Nas duas torres, segundo Sérgio Sorgi, engenheiro da Montosa Construtora, responsável pela obra, foram utilizados blocos de concreto de fundação com cerca de 200 metros cúbicos de volume de concreto. ''As fundações das duas torres são do tipo indireta profunda. Portanto, tivemos de utilizar um controle tecnológico diferenciado das concretagens de peças de menor volume, devido à perda de calor durante a reação química do cimento'', explica.
Com relação às técnicas de fundação, Sorgi afirma que as tradicionais para a execução de obras com este perfil - na qual são utilizados equipamentos de ar comprimido - já são consideradas obsoletas por oferecem riscos à saúde dos trabalhadores e exigirem mais tempo no cronograma da obra. ''A técnica que utilizamos consiste em escavar as estacas em rocha. A primeira, com perfuratriz de grande porte, até atingir a camada de rocha. A segunda, com uma de menor porte e dotada de brocas especiais de vídea para perfuração em rocha.''
Para ficar economicamente mais viável, conforme o engenheiro, foi desenvolvido uma técnica para a execução da estaca raiz com o uso de tubos de aço no diâmetro da estaca raiz, montados em módulos de acordo com a quantidade de estaca por fundação. ''Os módulos foram inseridos no furo executado na primeira etapa e envolvido pelo concreto da mesma. A técnica de perfuração e concretagem da estaca na primeira fase envolve o uso de lama bentoníca. A principal função da lama é inibir a interferência do lençol freático, por ser mais densa que a água'', detalha.

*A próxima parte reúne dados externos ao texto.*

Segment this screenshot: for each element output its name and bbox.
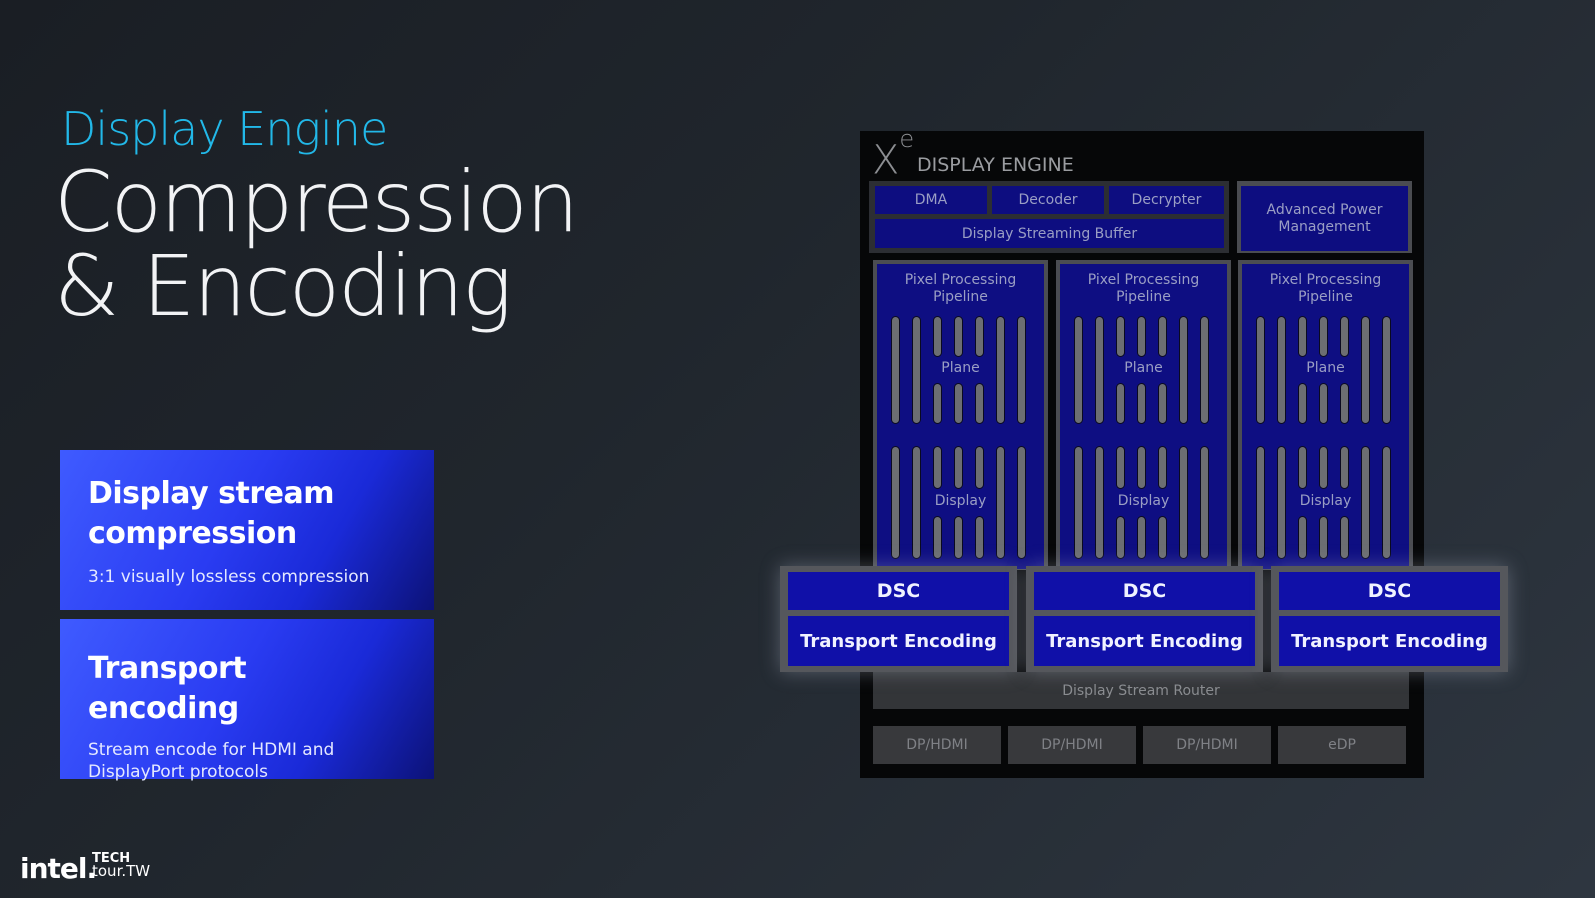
plane-label: Plane: [1306, 360, 1345, 376]
plane-lane-bar: [933, 316, 942, 357]
apm-line-1: Advanced Power: [1266, 201, 1383, 218]
event-line-2: tour.TW: [92, 862, 151, 880]
plane-lane-bar: [1340, 383, 1349, 424]
display-lane-bar: [954, 516, 963, 559]
event-logo: TECH tour.TW: [92, 852, 151, 880]
card-subtitle-line-2: DisplayPort protocols: [88, 762, 268, 782]
plane-lane-bar: [1116, 383, 1125, 424]
card-title: Transport encoding: [88, 651, 247, 726]
streaming-buffer-block: Display Streaming Buffer: [875, 219, 1224, 248]
display-label: Display: [1299, 492, 1352, 509]
plane-lane-bar: [975, 316, 984, 357]
pipeline-label-line-1: Pixel Processing: [1087, 272, 1200, 288]
pipeline-label: Pixel Processing Pipeline: [1242, 272, 1409, 306]
display-lane-bar: [954, 446, 963, 489]
card-title: Display stream: [88, 476, 334, 511]
pipeline-label: Pixel Processing Pipeline: [1060, 272, 1227, 306]
dsc-block: DSC: [1279, 572, 1500, 610]
plane-lane-bar: [975, 383, 984, 424]
pixel-processing-pipeline: Pixel Processing Pipeline Plane Display: [1242, 264, 1409, 569]
plane-lane-bar: [1137, 383, 1146, 424]
port-edp: eDP: [1278, 726, 1406, 764]
display-lane-bar: [1319, 516, 1328, 559]
port-dp-hdmi-2: DP/HDMI: [1008, 726, 1136, 764]
feature-card-dsc: Display stream compression 3:1 visually …: [60, 450, 434, 610]
display-lane-bar: [1340, 446, 1349, 489]
display-lane-bar: [1137, 446, 1146, 489]
display-stream-router: Display Stream Router: [873, 672, 1409, 709]
feature-card-transport: Transport encoding Stream encode for HDM…: [60, 619, 434, 782]
plane-lane-bar: [1158, 316, 1167, 357]
display-lane-bar: [933, 516, 942, 559]
card-subtitle: Stream encode for HDMI and DisplayPort p…: [88, 739, 406, 783]
pipeline-label-line-2: Pipeline: [1116, 289, 1171, 305]
plane-lane-bar: [1319, 383, 1328, 424]
display-label: Display: [1117, 492, 1170, 509]
pipeline-label-line-1: Pixel Processing: [904, 272, 1017, 288]
display-lane-bar: [1319, 446, 1328, 489]
apm-line-2: Management: [1278, 218, 1371, 235]
pipeline-label: Pixel Processing Pipeline: [877, 272, 1044, 306]
power-management-block: Advanced Power Management: [1241, 186, 1408, 251]
display-label: Display: [934, 492, 987, 509]
pixel-processing-pipeline: Pixel Processing Pipeline Plane Display: [1060, 264, 1227, 569]
port-dp-hdmi-3: DP/HDMI: [1143, 726, 1271, 764]
xe-logo: Xe: [872, 125, 914, 184]
pipeline-label-line-2: Pipeline: [933, 289, 988, 305]
dsc-block: DSC: [788, 572, 1009, 610]
intel-logo: intel.: [20, 852, 97, 885]
display-lane-bar: [975, 446, 984, 489]
plane-lane-bar: [954, 316, 963, 357]
title-line-2: & Encoding: [54, 237, 512, 335]
plane-lane-bar: [1137, 316, 1146, 357]
xe-logo-e: e: [899, 125, 915, 153]
pixel-processing-pipeline: Pixel Processing Pipeline Plane Display: [877, 264, 1044, 569]
display-lane-bar: [1158, 446, 1167, 489]
xe-logo-x: X: [872, 137, 900, 184]
pipeline-label-line-1: Pixel Processing: [1269, 272, 1382, 288]
display-lane-bar: [1298, 446, 1307, 489]
plane-lane-bar: [1298, 383, 1307, 424]
plane-lane-bar: [1319, 316, 1328, 357]
transport-encoding-block: Transport Encoding: [1279, 616, 1500, 666]
plane-lane-bar: [1298, 316, 1307, 357]
plane-lane-bar: [933, 383, 942, 424]
card-subtitle-line-1: Stream encode for HDMI and: [88, 740, 335, 760]
card-subtitle: 3:1 visually lossless compression: [88, 567, 370, 587]
decrypter-block: Decrypter: [1109, 186, 1224, 214]
display-lane-bar: [1158, 516, 1167, 559]
slide-title: Compression & Encoding: [54, 153, 579, 335]
slide-kicker: Display Engine: [61, 102, 388, 156]
transport-encoding-block: Transport Encoding: [788, 616, 1009, 666]
plane-lane-bar: [1158, 383, 1167, 424]
port-dp-hdmi-1: DP/HDMI: [873, 726, 1001, 764]
plane-label: Plane: [941, 360, 980, 376]
card-title-2: compression: [88, 516, 297, 551]
decoder-block: Decoder: [992, 186, 1104, 214]
display-lane-bar: [1340, 516, 1349, 559]
plane-label: Plane: [1124, 360, 1163, 376]
display-lane-bar: [1116, 516, 1125, 559]
display-lane-bar: [975, 516, 984, 559]
plane-lane-bar: [1116, 316, 1125, 357]
dsc-block: DSC: [1034, 572, 1255, 610]
engine-title: DISPLAY ENGINE: [917, 154, 1074, 176]
plane-lane-bar: [954, 383, 963, 424]
display-lane-bar: [933, 446, 942, 489]
display-lane-bar: [1137, 516, 1146, 559]
plane-lane-bar: [1340, 316, 1349, 357]
pipeline-label-line-2: Pipeline: [1298, 289, 1353, 305]
display-lane-bar: [1116, 446, 1125, 489]
dma-block: DMA: [875, 186, 987, 214]
transport-encoding-block: Transport Encoding: [1034, 616, 1255, 666]
title-line-1: Compression: [54, 153, 579, 251]
display-lane-bar: [1298, 516, 1307, 559]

Já a concretagem que é feita de baixo para cima por meio de um duto flexível, expulsa a lama que retorna ao silo para ser reaproveitada no processo. ''Após a conclusão das estacas da primeira etapa, iniciamos a perfuração da segunda etapa através dos tubos que funcionam como guia para se atingir a camada de rocha, perfurada em média com três metros de profundidade.'' O método também é utilizado na construção de pontes, viadutos e outras obras complexas da construção pesada.